Цоколев сидел окаменев.
— А не вякни он из сортира, — назидательно молвил татуированный, — глядишь — и жив бы остался…
Вытирая руки о штаны, вернулся тот, что с отмычкой. Недобро взглянул на Цоколева.
— Тебя… — мечтательно процедил он. — Тебя, а не его, замочить бы…
— За что? — прошелестел Колян сухим горлом.
Лицо у незнакомца дернулось.
— Родина гибнет! — хрипло сказал он. — Союз распался, Россия по швам трещит, а тебе все мало, глотка твоя луженая?! Ну вот хоть каплю еще выпей, Цоколев, хоть пробку еще лизни…
Закончить угрозу ему не удалось. Бесшумно ступая, в комнату вошло человек пятнадцать — все самого разного возраста, разного телосложения, по-разному одетые, однако род занятий был как бы оттиснут на лбу у каждого крупным шрифтом.
При виде их оба рэкетира отпрыгнули в угол. Растопыренные правые пятерни (одна — татуированная, другая — не очень) застыли на полдороге под левые мышки.
— Ребя-ата… — с ласковой отеческой укоризной пророкотал, обращаясь к ним, один из вошедших — огромный и пожилой, в прошлом, должно быть, борец-тяжеловес. — Вы же еще совсем молодые… Вам же еще жить да жить… Ну зачем вы мешаетесь в такие дела?.. Ну пьет человек — и пускай себе пьет. Себя не жалко — так о матерях своих подумайте. Матерям-то горе какое будет!..
— Постой-постой! — выскочил вдруг вперед крепколицый щербатый калмык с пластикой каратиста. — Я ж тебя знаю! — крикнул он, тыча пальцем в того, что с отмычкой. — Ты ж мент!
Бледный с прозеленью рэкетир отпрянул.
— Пацаны! — отчаянно закричал он. — Бля буду, во внутренних войсках служил, а в ментовке только дослуживал!
Огромный пожилой крякнул, словно гранату взорвал, и оглянулся на Цоколева.
— Ну вот… — недовольно молвил он. — Нашли, понимаешь, место для разборки! А ну двинули отсюда, чего хозяина беспокоить… Да! А ящик где?
Двое громил внесли и звучно выставили на стол пластмассовый ящик водки.
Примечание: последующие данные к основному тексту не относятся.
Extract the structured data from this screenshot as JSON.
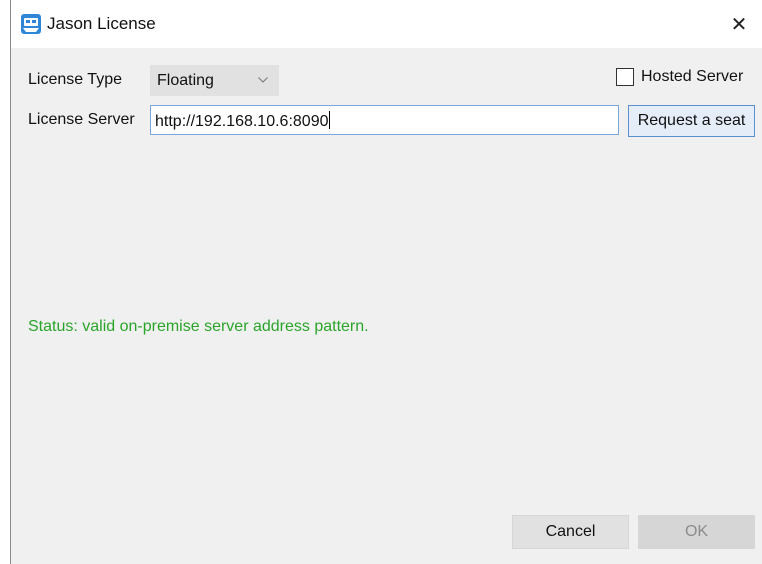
{
  "window": {
    "title": "Jason License",
    "icon": "jason-app-icon",
    "close_glyph": "✕"
  },
  "form": {
    "license_type_label": "License Type",
    "license_type_value": "Floating",
    "hosted_server_label": "Hosted Server",
    "hosted_server_checked": false,
    "license_server_label": "License Server",
    "license_server_value": "http://192.168.10.6:8090",
    "request_seat_label": "Request a seat"
  },
  "status": {
    "text": "Status: valid on-premise server address pattern.",
    "color": "#2aa52a"
  },
  "footer": {
    "cancel_label": "Cancel",
    "ok_label": "OK",
    "ok_enabled": false
  }
}
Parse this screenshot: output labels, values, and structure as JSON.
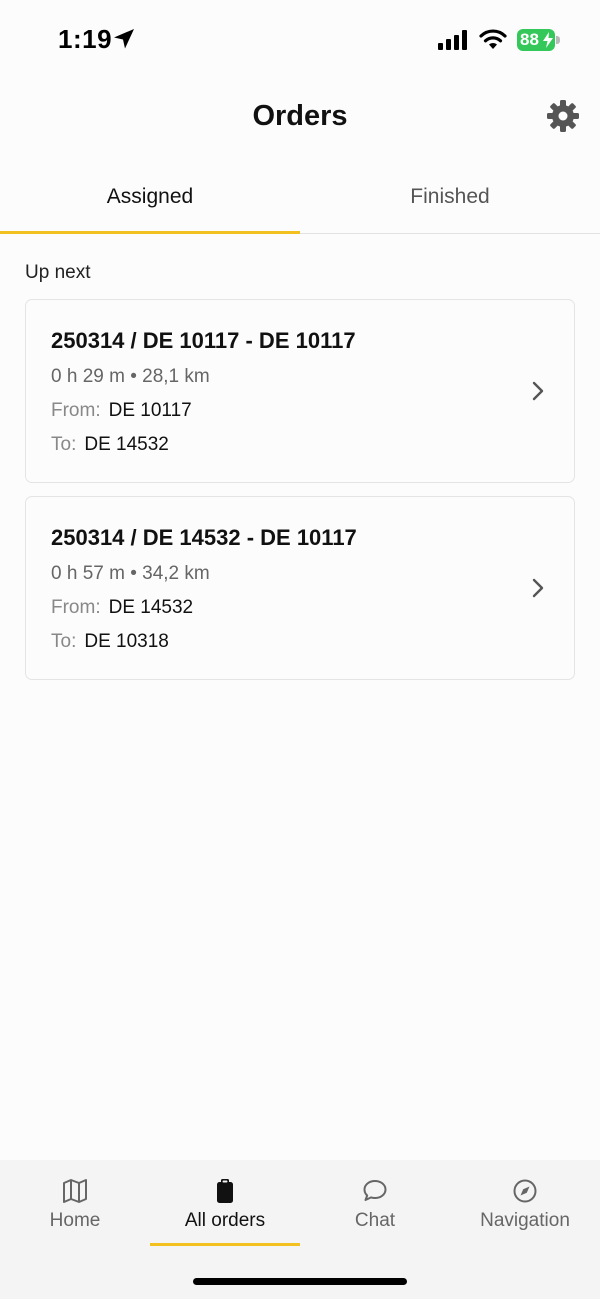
{
  "status_bar": {
    "time": "1:19",
    "battery": "88",
    "battery_color": "#34c759"
  },
  "header": {
    "title": "Orders",
    "settings_icon": "gear-icon"
  },
  "tabs": [
    {
      "label": "Assigned",
      "active": true
    },
    {
      "label": "Finished",
      "active": false
    }
  ],
  "accent_color": "#f2c01f",
  "section_label": "Up next",
  "orders": [
    {
      "title": "250314 / DE 10117 - DE 10117",
      "meta": "0 h 29 m • 28,1 km",
      "from_label": "From:",
      "from_value": "DE 10117",
      "to_label": "To:",
      "to_value": "DE 14532"
    },
    {
      "title": "250314 / DE 14532 - DE 10117",
      "meta": "0 h 57 m • 34,2 km",
      "from_label": "From:",
      "from_value": "DE 14532",
      "to_label": "To:",
      "to_value": "DE 10318"
    }
  ],
  "bottom_nav": [
    {
      "label": "Home",
      "icon": "map-icon",
      "active": false
    },
    {
      "label": "All orders",
      "icon": "clipboard-icon",
      "active": true
    },
    {
      "label": "Chat",
      "icon": "chat-bubble-icon",
      "active": false
    },
    {
      "label": "Navigation",
      "icon": "compass-icon",
      "active": false
    }
  ]
}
— Ты, Коля, их не слушай, — громыхнул добродушно бывший борец. — Пей, Коля, пей. А с ними сейчас разберемся. Они больше не будут…
Комната опустела. Николай где-то еще с минуту сидел неподвижно, затем заставил себя подняться и выбрался в коридорчик. Заранее содрогаясь, приотворил дверь туалета — и долго смотрел на желтоватый унитаз без крышки.
Прикрыл, прислушался с надеждой.
— Ну скажи что-нибудь… — жалобно попросил он. — Обругай…
Голос молчал. Николай всхлипнул.
— Гады… — сказал он. — Гады… За что?..
За спиной гулко звякнуло. Николай повернулся и побрел в комнату, догадываясь уже, кого он там увидит.
Витюлек, застенчиво улыбаясь, снимал пробку. Нинка угрюмо, как пушка в форточке, смотрела на пластмассовый ящик.
— Где взял? — отрывисто спросила она.
— Принесли, — выдавил Колян и снова всхлипнул: — За что?..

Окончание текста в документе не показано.